Enhance outdoor recreation opportunities
Seidl said in the post-pandemic era, there is an even greater demand for outdoor experiences, and the Fox Cities are well-positioned to capitalize on this trend.

This, she said, includes capitalizing on the area’s waterways.

Executive Director Pam Seidl said embracing Wisconsin winters and the activities it offers can help make the Fox Cities a year-round destination. Photo Courtesy of Fox Cities Convention & Visitors Bureau

“How do we capitalize on all the water – the beautiful river and Lake Winnebago?” she said.

Seidl said it also includes embracing and amplifying winter.

“There’s an opportunity to be a year-round destination,” she said. “Let’s face it, we have five to seven months of winter sometimes. We have to embrace that. We have to figure out how to make sure we can present this area in a year-round fashion as a place to come no matter what the season or what the weather is.”

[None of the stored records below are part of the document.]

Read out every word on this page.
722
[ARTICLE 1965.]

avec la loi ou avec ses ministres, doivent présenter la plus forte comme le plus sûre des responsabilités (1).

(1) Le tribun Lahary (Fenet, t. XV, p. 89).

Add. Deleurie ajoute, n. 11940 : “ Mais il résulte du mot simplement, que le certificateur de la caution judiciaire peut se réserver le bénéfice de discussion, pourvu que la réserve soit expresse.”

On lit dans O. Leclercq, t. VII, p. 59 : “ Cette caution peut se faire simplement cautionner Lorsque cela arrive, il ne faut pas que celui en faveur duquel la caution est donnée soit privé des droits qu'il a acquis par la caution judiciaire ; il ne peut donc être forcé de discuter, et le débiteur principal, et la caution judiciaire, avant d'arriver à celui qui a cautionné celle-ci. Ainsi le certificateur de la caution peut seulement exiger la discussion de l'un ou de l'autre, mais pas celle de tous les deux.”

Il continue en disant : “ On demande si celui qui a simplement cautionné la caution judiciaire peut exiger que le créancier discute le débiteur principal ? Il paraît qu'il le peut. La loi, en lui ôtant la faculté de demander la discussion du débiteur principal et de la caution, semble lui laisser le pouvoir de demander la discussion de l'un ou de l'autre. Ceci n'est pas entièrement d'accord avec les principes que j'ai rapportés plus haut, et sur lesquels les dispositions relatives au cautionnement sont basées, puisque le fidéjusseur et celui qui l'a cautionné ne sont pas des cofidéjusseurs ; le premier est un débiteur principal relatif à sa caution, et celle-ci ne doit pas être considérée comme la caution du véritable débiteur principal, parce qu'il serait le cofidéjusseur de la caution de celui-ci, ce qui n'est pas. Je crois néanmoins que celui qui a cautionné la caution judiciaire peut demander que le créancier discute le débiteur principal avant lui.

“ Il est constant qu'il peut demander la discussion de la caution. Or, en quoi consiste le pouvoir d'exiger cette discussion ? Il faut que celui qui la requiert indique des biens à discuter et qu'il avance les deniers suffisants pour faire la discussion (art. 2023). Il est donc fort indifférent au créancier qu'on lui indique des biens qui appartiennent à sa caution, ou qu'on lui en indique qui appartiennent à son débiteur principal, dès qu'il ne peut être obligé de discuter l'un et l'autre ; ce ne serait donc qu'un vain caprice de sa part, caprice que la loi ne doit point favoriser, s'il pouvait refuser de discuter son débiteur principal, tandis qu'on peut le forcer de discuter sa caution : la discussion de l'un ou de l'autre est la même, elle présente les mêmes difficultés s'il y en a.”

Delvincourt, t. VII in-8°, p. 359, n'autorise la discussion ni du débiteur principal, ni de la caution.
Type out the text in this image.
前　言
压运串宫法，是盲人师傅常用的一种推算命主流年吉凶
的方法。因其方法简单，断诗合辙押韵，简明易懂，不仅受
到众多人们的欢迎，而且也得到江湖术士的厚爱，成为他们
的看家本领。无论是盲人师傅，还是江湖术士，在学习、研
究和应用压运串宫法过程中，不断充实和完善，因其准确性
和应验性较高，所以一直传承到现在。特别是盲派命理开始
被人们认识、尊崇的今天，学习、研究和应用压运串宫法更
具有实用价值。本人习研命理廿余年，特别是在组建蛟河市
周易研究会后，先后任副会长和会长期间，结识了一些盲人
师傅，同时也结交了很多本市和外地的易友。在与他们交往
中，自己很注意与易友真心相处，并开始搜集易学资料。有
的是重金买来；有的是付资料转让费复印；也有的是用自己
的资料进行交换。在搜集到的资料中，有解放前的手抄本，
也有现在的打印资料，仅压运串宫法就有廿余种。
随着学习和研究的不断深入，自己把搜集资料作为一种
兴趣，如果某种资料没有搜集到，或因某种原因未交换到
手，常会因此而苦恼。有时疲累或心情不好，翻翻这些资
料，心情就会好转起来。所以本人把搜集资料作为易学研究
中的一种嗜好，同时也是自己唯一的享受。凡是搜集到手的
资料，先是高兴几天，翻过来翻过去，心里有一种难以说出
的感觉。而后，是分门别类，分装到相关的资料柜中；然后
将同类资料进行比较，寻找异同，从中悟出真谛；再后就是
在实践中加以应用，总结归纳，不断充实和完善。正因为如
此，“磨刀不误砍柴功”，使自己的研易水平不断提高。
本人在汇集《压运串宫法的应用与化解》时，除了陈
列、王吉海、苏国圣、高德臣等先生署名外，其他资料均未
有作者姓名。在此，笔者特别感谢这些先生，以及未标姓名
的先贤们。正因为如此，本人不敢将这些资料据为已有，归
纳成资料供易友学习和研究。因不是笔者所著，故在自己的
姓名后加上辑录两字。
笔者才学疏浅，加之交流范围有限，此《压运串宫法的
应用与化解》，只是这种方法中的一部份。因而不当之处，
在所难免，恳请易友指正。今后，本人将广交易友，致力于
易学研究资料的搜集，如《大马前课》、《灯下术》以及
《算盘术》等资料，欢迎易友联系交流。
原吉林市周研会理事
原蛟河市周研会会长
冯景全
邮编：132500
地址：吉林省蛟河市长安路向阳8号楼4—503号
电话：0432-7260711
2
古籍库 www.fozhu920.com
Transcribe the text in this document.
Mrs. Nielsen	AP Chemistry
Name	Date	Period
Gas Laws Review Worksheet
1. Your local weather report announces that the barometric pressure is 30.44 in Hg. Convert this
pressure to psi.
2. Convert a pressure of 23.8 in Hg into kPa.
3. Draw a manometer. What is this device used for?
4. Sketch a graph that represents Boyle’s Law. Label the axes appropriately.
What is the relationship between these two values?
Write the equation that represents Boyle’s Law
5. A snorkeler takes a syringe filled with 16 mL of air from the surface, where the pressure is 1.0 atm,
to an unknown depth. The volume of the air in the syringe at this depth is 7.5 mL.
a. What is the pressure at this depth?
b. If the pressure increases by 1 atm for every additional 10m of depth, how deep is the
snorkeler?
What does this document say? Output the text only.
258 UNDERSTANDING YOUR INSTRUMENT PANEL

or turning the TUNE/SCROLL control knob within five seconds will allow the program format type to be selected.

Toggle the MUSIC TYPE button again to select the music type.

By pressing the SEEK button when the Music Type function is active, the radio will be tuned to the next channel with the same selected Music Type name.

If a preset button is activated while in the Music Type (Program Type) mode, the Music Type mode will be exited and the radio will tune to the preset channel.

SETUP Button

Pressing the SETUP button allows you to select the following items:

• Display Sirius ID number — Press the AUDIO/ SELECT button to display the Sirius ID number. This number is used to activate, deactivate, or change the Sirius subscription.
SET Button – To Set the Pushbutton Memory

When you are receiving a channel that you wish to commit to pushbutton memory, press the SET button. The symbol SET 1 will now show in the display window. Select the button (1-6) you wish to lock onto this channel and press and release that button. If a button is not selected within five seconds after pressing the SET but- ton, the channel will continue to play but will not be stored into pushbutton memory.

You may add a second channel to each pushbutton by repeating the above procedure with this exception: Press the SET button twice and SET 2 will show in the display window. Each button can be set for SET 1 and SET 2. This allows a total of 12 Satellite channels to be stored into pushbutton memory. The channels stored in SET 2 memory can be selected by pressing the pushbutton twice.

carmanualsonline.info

Improve access and connectivity
Seidl said as the Fox Cities visitor economy grows, how visitors come to and move around the destination needs to evolve to meet the needs of travelers.

“That’s everything from more flights in and out of the airport to expanding public transportation,” she said. “As well as working on the whole effort around Amtrak rail service coming to the Fox Cities to getting Valley Transit to go all the way to the airport, which it doesn’t right now.”

Next steps
Seidl said the five goals are meant to guide CVB’s overarching vision of enhancing the Fox Cities as a destination.
Implementation, she said, is definitely going to be the most important part.

“Certainly, we didn’t go about this effort to have it sit on the shelf,” she said. “From the CVB standpoint, in my mindset, the next step is taking some of these recommendations, prioritizing them and working with our local stakeholder groups on what’s already started – we’re not interested in duplicating an effort.”

The effort behind bringing Amtrak to the area, Seidl said, is one of them.

“We’re aware there are initiatives underway led by other groups,” she said. “So, how do we join that group?”

Seidl said it’s about identifying where the CVB needs to lead an effort and where it needs to be an advocate with others.

“So, our next step is going through the information-gathering phase,” she said. “What are the key efforts, what’s already happening, where we can maybe help enhance it? Or, what are some efforts we need to start looking at and start convening groups of people to move the plan forward?”

Economic development
At its core, Seidl said the Destination Master Plan is an economic development plan.

“I think that is why we had so much support and buy-in from a lot of local groups,” she said. “We had people from the chamber, many economic development staff from our municipalities and representatives from our downtown organizations all at the table.”

The plan, Seidl said, was a way for the CVB to look at the tourism product.

“We do a lot of sales and marketing, but this was a product development plan – looking at where we need to go to continue to impact the tourism products here and the experiences people have,” she said. “We also liked that this plan is an economic development plan.”

Seidl said it is done through a tourism lens, but it’s not all tourism.

“There are many things in here that will impact the workforce, workforce attraction and retention and quality of life for our residents,” she said. “It’s a little more holistic plan, which I appreciate.”

Seidl said the CVB will report on the plan’s progress annually.

“Our MMGY NextFactor consultant said this is a marathon, not a sprint,” she said. “There will be some things that are definitely low-hanging fruit that we will be able to get moving right away. And then there are definitely going to be some longer-term things that will take multiple years to do so.”